幽霊粒子「ニュートリノ」を捕まえる、科学者たちの巨大な実験装置
ニュートリノ研究は、検出不可能と思われた粒子を追う、まるで「幽霊狩り」のような実験から始まった。鉱山の坑内や南極の氷床の奥深くなど、さまざまな場所に観測施設が建設されてきた。

 70年前、物理学者のクライド・コーワンとフレデリック・ライネスは、特注の10トンの検出器を製作し、それを分厚い鉛の壁と濡れた土嚢で囲んだ。
 そして、サウスカロライナ州のサバナ・リバー・プラントにある強力な原子炉の近くに設置した。
 「ポルターガイスト計画(Project Poltergeist)」と名付けられたこの実験は、まるで幽霊を捕まえようとするものだった。
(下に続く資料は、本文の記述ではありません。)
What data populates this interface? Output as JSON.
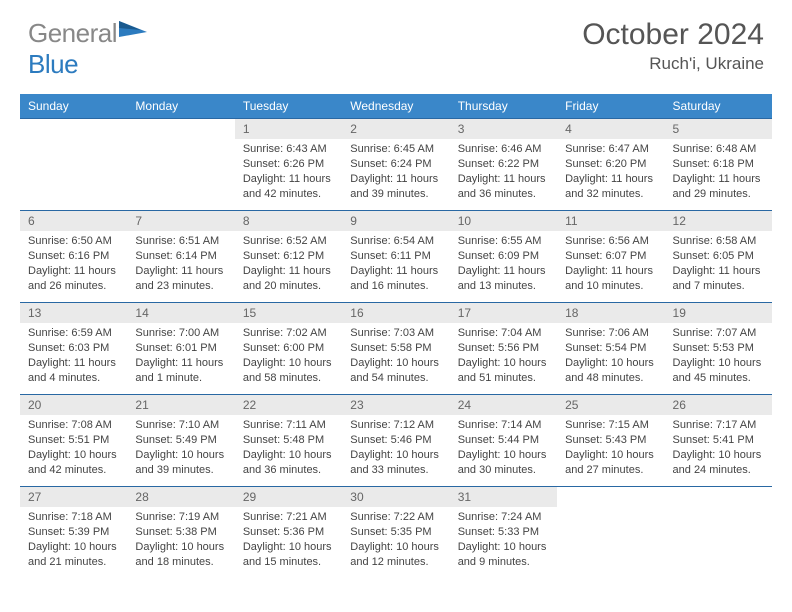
{
  "logo": {
    "part1": "General",
    "part2": "Blue"
  },
  "title": "October 2024",
  "location": "Ruch'i, Ukraine",
  "colors": {
    "header_bg": "#3a87c9",
    "header_text": "#ffffff",
    "daynum_bg": "#eaeaea",
    "border": "#2968a3",
    "logo_gray": "#888888",
    "logo_blue": "#2c7bbf"
  },
  "weekdays": [
    "Sunday",
    "Monday",
    "Tuesday",
    "Wednesday",
    "Thursday",
    "Friday",
    "Saturday"
  ],
  "weeks": [
    [
      null,
      null,
      {
        "n": "1",
        "sunrise": "6:43 AM",
        "sunset": "6:26 PM",
        "daylight": "11 hours and 42 minutes."
      },
      {
        "n": "2",
        "sunrise": "6:45 AM",
        "sunset": "6:24 PM",
        "daylight": "11 hours and 39 minutes."
      },
      {
        "n": "3",
        "sunrise": "6:46 AM",
        "sunset": "6:22 PM",
        "daylight": "11 hours and 36 minutes."
      },
      {
        "n": "4",
        "sunrise": "6:47 AM",
        "sunset": "6:20 PM",
        "daylight": "11 hours and 32 minutes."
      },
      {
        "n": "5",
        "sunrise": "6:48 AM",
        "sunset": "6:18 PM",
        "daylight": "11 hours and 29 minutes."
      }
    ],
    [
      {
        "n": "6",
        "sunrise": "6:50 AM",
        "sunset": "6:16 PM",
        "daylight": "11 hours and 26 minutes."
      },
      {
        "n": "7",
        "sunrise": "6:51 AM",
        "sunset": "6:14 PM",
        "daylight": "11 hours and 23 minutes."
      },
      {
        "n": "8",
        "sunrise": "6:52 AM",
        "sunset": "6:12 PM",
        "daylight": "11 hours and 20 minutes."
      },
      {
        "n": "9",
        "sunrise": "6:54 AM",
        "sunset": "6:11 PM",
        "daylight": "11 hours and 16 minutes."
      },
      {
        "n": "10",
        "sunrise": "6:55 AM",
        "sunset": "6:09 PM",
        "daylight": "11 hours and 13 minutes."
      },
      {
        "n": "11",
        "sunrise": "6:56 AM",
        "sunset": "6:07 PM",
        "daylight": "11 hours and 10 minutes."
      },
      {
        "n": "12",
        "sunrise": "6:58 AM",
        "sunset": "6:05 PM",
        "daylight": "11 hours and 7 minutes."
      }
    ],
    [
      {
        "n": "13",
        "sunrise": "6:59 AM",
        "sunset": "6:03 PM",
        "daylight": "11 hours and 4 minutes."
      },
      {
        "n": "14",
        "sunrise": "7:00 AM",
        "sunset": "6:01 PM",
        "daylight": "11 hours and 1 minute."
      },
      {
        "n": "15",
        "sunrise": "7:02 AM",
        "sunset": "6:00 PM",
        "daylight": "10 hours and 58 minutes."
      },
      {
        "n": "16",
        "sunrise": "7:03 AM",
        "sunset": "5:58 PM",
        "daylight": "10 hours and 54 minutes."
      },
      {
        "n": "17",
        "sunrise": "7:04 AM",
        "sunset": "5:56 PM",
        "daylight": "10 hours and 51 minutes."
      },
      {
        "n": "18",
        "sunrise": "7:06 AM",
        "sunset": "5:54 PM",
        "daylight": "10 hours and 48 minutes."
      },
      {
        "n": "19",
        "sunrise": "7:07 AM",
        "sunset": "5:53 PM",
        "daylight": "10 hours and 45 minutes."
      }
    ],
    [
      {
        "n": "20",
        "sunrise": "7:08 AM",
        "sunset": "5:51 PM",
        "daylight": "10 hours and 42 minutes."
      },
      {
        "n": "21",
        "sunrise": "7:10 AM",
        "sunset": "5:49 PM",
        "daylight": "10 hours and 39 minutes."
      },
      {
        "n": "22",
        "sunrise": "7:11 AM",
        "sunset": "5:48 PM",
        "daylight": "10 hours and 36 minutes."
      },
      {
        "n": "23",
        "sunrise": "7:12 AM",
        "sunset": "5:46 PM",
        "daylight": "10 hours and 33 minutes."
      },
      {
        "n": "24",
        "sunrise": "7:14 AM",
        "sunset": "5:44 PM",
        "daylight": "10 hours and 30 minutes."
      },
      {
        "n": "25",
        "sunrise": "7:15 AM",
        "sunset": "5:43 PM",
        "daylight": "10 hours and 27 minutes."
      },
      {
        "n": "26",
        "sunrise": "7:17 AM",
        "sunset": "5:41 PM",
        "daylight": "10 hours and 24 minutes."
      }
    ],
    [
      {
        "n": "27",
        "sunrise": "7:18 AM",
        "sunset": "5:39 PM",
        "daylight": "10 hours and 21 minutes."
      },
      {
        "n": "28",
        "sunrise": "7:19 AM",
        "sunset": "5:38 PM",
        "daylight": "10 hours and 18 minutes."
      },
      {
        "n": "29",
        "sunrise": "7:21 AM",
        "sunset": "5:36 PM",
        "daylight": "10 hours and 15 minutes."
      },
      {
        "n": "30",
        "sunrise": "7:22 AM",
        "sunset": "5:35 PM",
        "daylight": "10 hours and 12 minutes."
      },
      {
        "n": "31",
        "sunrise": "7:24 AM",
        "sunset": "5:33 PM",
        "daylight": "10 hours and 9 minutes."
      },
      null,
      null
    ]
  ],
  "labels": {
    "sunrise": "Sunrise:",
    "sunset": "Sunset:",
    "daylight": "Daylight:"
  }
}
 さらに四半世紀以上前、物理学者たちは、「ベータ崩壊」と呼ばれる放射性壊変の過程で、なぜエネルギーが失われているように見えるのか、頭を悩ませていた。
 何かが足りないことは明らかだったが、それを説明できる既知の物理法則はなかった。
 そして1930年、オーストリアの物理学者ヴォルフガング・パウリが、大胆な解決策を提案した。
 ほとんど検出できない粒子が、失われたエネルギーをひそかに運び去っているというのだ。